The Pew Forum on Religion and Public Life has a new analysis of religion and the Tea Party. The whole thing is an interesting read and offers solid evidence for the religious forces driving the movement. Sara Posner and Mark Silk have offered their takes on the findings.
One thing jumped out to me:
Surveys from November 2010 through February 2011 show that white evangelical Protestants are roughly five times as likely to agree with the movement as to disagree with it (44% vs. 8%), though substantial numbers of white evangelicals either have no opinion or have not heard of the movement (48%).
If my math is right, less than half of evangelicals agree with the Tea Party and the rest either don’t care or actively disagree. This is important because while Pew has ample evidence to prove that most Tea Partiers are also part of the religious right (read conservative evangelicals), the majority of evangelicals are not affiliated with the Tea Party. So, Tea Party rhetoric, Tea Party leadership, and Tea Party activists must always be contextualized as a (sizable) minority within American evangelicalism.
When we hear Mike Huckabee, Sarah Palin, or Michele Bachmann invoking their evangelical street cred we have to remember that half of the folks in churches on Sunday morning don’t care about, don’t know, or don’t like them.
David Sehat has a great opinion piece up at the Christian Science Monitor where he argues that the current Tea Party has more in common with the antifederalists that opposed the Constitution than they do with the Constitution’s federalist framers.
This argument is instructive, but not quite in the way that tea partiers imagine.
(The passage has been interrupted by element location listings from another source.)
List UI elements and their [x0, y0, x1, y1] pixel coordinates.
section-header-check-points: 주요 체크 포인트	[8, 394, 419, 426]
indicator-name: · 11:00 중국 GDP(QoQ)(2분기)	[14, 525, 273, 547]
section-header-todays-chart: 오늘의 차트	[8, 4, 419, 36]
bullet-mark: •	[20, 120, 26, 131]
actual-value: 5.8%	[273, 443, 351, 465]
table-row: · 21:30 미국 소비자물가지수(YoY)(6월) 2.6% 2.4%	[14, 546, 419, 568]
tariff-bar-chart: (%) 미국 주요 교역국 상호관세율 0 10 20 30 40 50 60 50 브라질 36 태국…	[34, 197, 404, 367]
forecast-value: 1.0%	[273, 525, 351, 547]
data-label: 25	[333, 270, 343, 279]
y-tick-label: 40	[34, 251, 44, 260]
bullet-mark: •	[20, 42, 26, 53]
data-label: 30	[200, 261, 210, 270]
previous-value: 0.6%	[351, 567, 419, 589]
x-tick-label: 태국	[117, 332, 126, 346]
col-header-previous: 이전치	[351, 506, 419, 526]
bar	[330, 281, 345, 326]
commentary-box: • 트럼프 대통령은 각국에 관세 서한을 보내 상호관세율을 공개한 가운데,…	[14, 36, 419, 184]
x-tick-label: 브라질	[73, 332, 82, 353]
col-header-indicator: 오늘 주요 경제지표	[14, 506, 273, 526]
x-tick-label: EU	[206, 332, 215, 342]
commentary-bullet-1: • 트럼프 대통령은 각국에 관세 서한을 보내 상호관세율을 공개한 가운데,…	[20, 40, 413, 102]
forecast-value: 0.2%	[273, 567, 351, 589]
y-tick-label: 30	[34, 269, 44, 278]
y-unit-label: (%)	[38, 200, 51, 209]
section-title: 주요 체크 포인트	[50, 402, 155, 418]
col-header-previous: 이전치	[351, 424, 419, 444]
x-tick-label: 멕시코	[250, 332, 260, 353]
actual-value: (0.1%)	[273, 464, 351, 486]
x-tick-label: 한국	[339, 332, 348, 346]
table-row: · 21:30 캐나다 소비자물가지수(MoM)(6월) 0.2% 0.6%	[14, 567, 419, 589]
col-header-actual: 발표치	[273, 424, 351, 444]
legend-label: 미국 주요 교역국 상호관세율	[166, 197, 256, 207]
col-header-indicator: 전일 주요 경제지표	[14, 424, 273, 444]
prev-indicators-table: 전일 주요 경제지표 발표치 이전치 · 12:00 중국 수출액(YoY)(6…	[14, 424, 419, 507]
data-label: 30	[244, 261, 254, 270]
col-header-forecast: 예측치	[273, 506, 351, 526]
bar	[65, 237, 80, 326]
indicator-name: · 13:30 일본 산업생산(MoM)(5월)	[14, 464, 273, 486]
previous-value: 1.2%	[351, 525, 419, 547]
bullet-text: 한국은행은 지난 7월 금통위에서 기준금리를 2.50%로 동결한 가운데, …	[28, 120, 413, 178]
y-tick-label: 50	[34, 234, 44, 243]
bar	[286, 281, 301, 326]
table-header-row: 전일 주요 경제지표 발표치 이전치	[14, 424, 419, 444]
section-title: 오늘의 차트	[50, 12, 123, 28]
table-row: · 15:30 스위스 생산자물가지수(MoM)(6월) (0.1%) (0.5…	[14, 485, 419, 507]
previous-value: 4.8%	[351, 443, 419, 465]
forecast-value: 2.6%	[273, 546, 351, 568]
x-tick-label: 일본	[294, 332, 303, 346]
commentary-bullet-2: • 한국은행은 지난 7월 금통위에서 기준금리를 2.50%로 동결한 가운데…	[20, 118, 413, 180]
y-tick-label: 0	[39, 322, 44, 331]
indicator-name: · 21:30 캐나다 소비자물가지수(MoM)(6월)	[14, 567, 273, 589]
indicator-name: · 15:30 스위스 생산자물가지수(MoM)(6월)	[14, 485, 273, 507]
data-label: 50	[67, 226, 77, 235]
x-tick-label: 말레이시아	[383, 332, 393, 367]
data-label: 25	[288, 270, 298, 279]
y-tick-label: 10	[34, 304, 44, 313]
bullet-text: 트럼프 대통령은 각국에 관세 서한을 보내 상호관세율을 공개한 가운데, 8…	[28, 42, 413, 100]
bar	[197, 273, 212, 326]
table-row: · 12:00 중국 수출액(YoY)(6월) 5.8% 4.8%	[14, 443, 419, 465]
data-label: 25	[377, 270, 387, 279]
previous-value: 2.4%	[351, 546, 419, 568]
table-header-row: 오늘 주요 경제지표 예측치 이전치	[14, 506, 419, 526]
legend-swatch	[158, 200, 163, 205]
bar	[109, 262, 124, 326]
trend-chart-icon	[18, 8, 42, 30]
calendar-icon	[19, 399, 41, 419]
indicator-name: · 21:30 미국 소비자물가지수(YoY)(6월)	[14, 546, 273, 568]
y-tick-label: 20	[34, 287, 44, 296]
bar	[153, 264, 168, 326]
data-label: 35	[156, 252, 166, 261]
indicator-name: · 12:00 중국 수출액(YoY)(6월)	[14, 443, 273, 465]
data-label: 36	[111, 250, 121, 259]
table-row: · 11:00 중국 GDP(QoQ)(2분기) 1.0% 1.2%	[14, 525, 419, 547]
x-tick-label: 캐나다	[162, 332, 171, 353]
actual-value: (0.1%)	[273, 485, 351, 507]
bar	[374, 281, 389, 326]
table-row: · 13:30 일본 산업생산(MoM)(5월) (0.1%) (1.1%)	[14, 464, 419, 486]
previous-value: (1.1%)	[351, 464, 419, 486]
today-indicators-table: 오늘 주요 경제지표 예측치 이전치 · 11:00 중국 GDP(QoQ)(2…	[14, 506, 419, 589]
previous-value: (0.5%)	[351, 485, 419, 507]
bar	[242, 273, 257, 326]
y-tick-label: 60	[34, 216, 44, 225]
Though the tea party’s philosophy is clear enough, it obscures a telling irony: Even though tea partiers appeal to the Constitution to support their position, they often sound more like Antifederalist opponents of the Constitution than the Constitution’s supporters.
This is because the original vision of the Constitution did not seek to keep the national government small and in its place, as the tea partiers claim. The Constitution sought, instead, to strengthen the national government in order to solve the problem of federal taxation.
There’s now officially a hat in the ring—or is it a pizza? Herman Cain, the man who saved Godfather’s Pizza and argued against Bill Clinton’s attempt at health care reform, has started a presidential exploratory committee. In a profile on Cain at Slate, David Weigel describes Cain’s popularity among the Tea Party folk:
When Cain speaks at conservative conferences and Tea Party rallies, he gets bigger crowds than members of Congress, and only slightly smaller crowds than Fox News hosts. He was invited to join the board of Tea Party Patriots, declining in part because he was thinking about this presidential bid, and he was a spokesman for Ginni Thomas’ “Liberty Central.” At the October 2010 Virginia Tea Party Patriots Convention in Richmond, I saw football-jersey-style T-shirts displaying names of those who might run for president this year: Sarah Palin, Mitt Romney, Mike Pence, and Herman Cain. When no other Republican wanted to talk about 2012, Cain would walk into speeches introduced by a heavily produced video, a highlight reel of his other speeches.
Weigel also notes Cain’s radio show on WSB in Atlanta where he rails against President Obama, “socialism,” and the Democrats abuse of individual rights while mixing in some “Dale Carnegie-esque leadership talk.”
When it comes to his credentials as a Christian conservative, well, Cain is working on those. Sarah has already pointed out religious right connections and he’s continued to step those up. Last month he wrote a Christmas column for World Net Daily titled “An Example for America: The Perfect Conservative” in which he turned the carpenter from Nazareth into Ronald Reagan:
He helped the poor without one government program. He healed the sick without a government health-care system. He fed the hungry without food stamps. And everywhere He went, it turned into a rally, attracting large crowds and giving people hope, encouragement and inspiration.